(I have been a bit hit and miss with forum posts lately. The reasons for this relate to several current threads, so I have taking this as an obligation to start a new one that reflects some of these lines of thought in a slightly different context. Partly, my slothful postings betrays the need to carefully manage my own “spoon collection”: Without a lot of reserve, it is not possible to take on an unlimited program. Also, in true spoon tradition, choices must be consciously made--in many cases, for basic survival--that most people are blissfully unaware of. On the other hand, there is the need--for me, at least--to keep working, for many reasons, both material ones and those of human psychology. On the third hand, some days it all comes down to utter fatigue, whence the “pedal” of staying vital hits the “metal” of physical endurance. And yet, all life wants to live. What follows are a few observations on this theme to start us off; I would appreciate the thoughts of all of you.)

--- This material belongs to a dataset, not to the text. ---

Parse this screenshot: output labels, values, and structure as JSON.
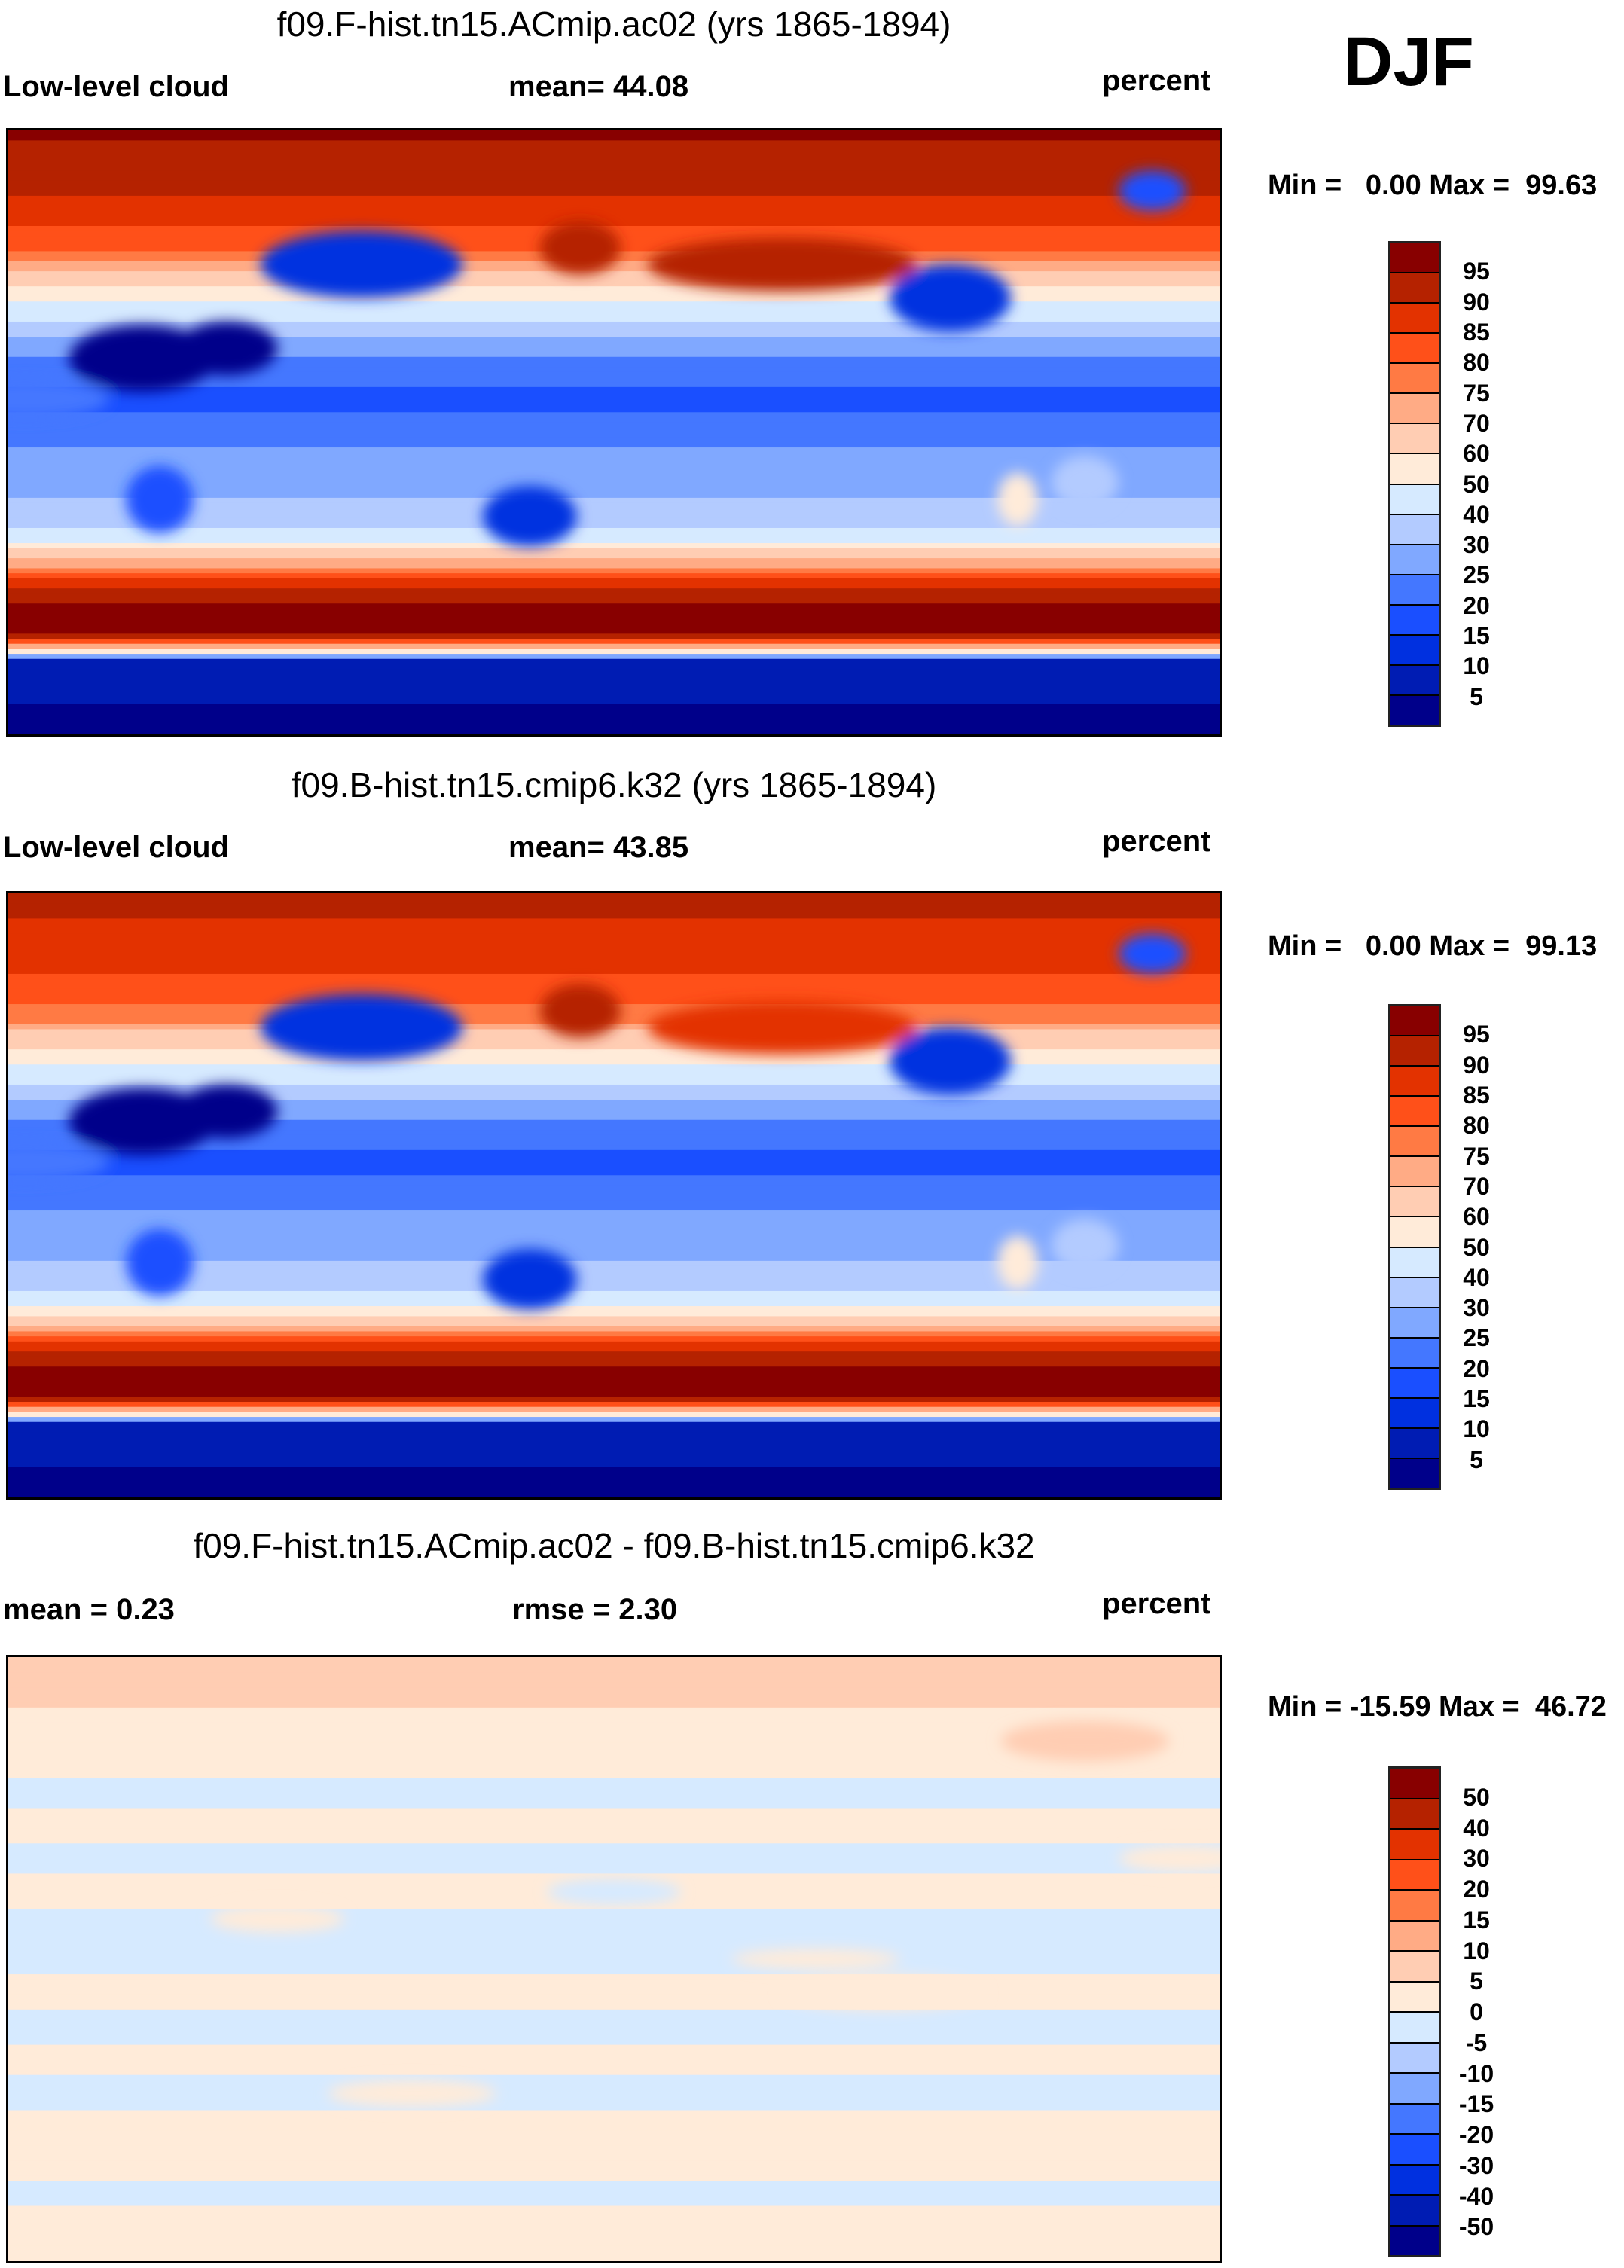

“All life wants to live”? Seems so banal, doesn’t it? Yet the simple tautology of that pronouncement begs contemplation of why this is so.

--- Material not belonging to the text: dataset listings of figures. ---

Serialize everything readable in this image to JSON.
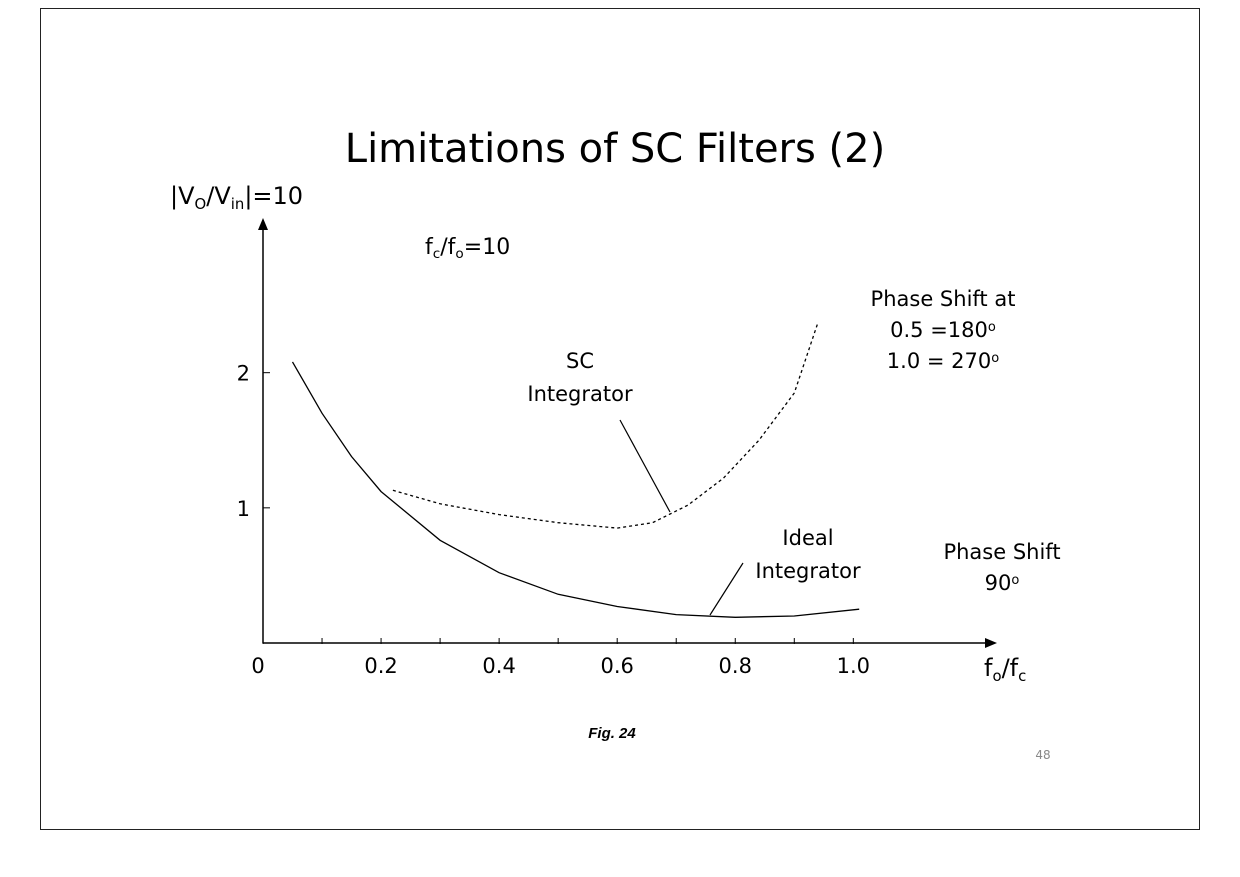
{
  "slide": {
    "title": "Limitations of SC Filters (2)",
    "caption": "Fig. 24",
    "page_number": "48"
  },
  "chart_data": {
    "type": "line",
    "y_label": [
      "|V",
      "O",
      "/V",
      "in",
      "|=10"
    ],
    "x_label": [
      "f",
      "o",
      "/f",
      "c"
    ],
    "ratio_note": [
      "f",
      "c",
      "/f",
      "o",
      "=10"
    ],
    "xlim": [
      0,
      1.24
    ],
    "ylim": [
      0,
      3.1
    ],
    "xticks": [
      0,
      0.2,
      0.4,
      0.6,
      0.8,
      {
        "value": 1,
        "label": "1.0"
      }
    ],
    "xminor_ticks": [
      0.1,
      0.3,
      0.5,
      0.7,
      0.9
    ],
    "yticks": [
      1,
      2
    ],
    "series": [
      {
        "label_lines": [
          "Ideal",
          "Integrator"
        ],
        "color": "#000000",
        "dashed": false,
        "x": [
          0.05,
          0.1,
          0.15,
          0.2,
          0.3,
          0.4,
          0.5,
          0.6,
          0.7,
          0.8,
          0.9,
          1.01
        ],
        "values": [
          2.08,
          1.7,
          1.38,
          1.12,
          0.76,
          0.52,
          0.36,
          0.27,
          0.21,
          0.19,
          0.2,
          0.25
        ]
      },
      {
        "label_lines": [
          "SC",
          "Integrator"
        ],
        "color": "#000000",
        "dashed": true,
        "x": [
          0.22,
          0.3,
          0.4,
          0.5,
          0.6,
          0.66,
          0.72,
          0.78,
          0.84,
          0.9,
          0.94
        ],
        "values": [
          1.13,
          1.03,
          0.95,
          0.89,
          0.85,
          0.89,
          1.02,
          1.22,
          1.5,
          1.85,
          2.37
        ]
      }
    ],
    "phase_notes": [
      [
        [
          "Phase Shift at"
        ],
        [
          "0.5 =180",
          "o"
        ],
        [
          "1.0 = 270",
          "o"
        ]
      ],
      [
        [
          "Phase Shift"
        ],
        [
          "90",
          "o"
        ]
      ]
    ]
  }
}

This last week has been busy for me professionally, and quite draining on many levels. The project concerns the world premiere of a new composition by Jake Heggie, with a libretto by Gene Scheer, entitled Another Sunrise. (The concert was last night; tomorrow and Thursday we do the recording.) Commissioned by Music of Remembrance, and beautifully sung by soprano Caitlyn Lynch, the music is an extraordinary telling of the extraordinary story of the Auschwitz survivor, Krystyna Żywulska. In short, it is a tale of how ordinary people manage to survive, if they do, in the face of unimaginable (and nearly un-tell-able) horrors, in a world where the assumed rules of life no longer make any sense.

If this seems vaguely familiar to Weggies, that is precisely my present point. No, our tormentors are not humans who would, for tribal reasons, bring evil upon us; yet, for us, certain rules of life no longer have, shall we say, the imprimatur of authenticity. (Simple modesty is often the first “rule” to go: A couple of years ago, the ideal of discussing personal body parts and processes with absolute strangers would have been unimaginable. But other guides to muddling our way through life also become, in the heat of battle, merely that: “guidelines”, rather than hard and fast rules. In that sense, “All life wants to live”, though still mysterious, becomes decidedly less trite. Life, with all its attendant trials--its aches and pains and hardships and frustrations agonies and woes--is all about our recording another sunrise, every morning, until we don’t.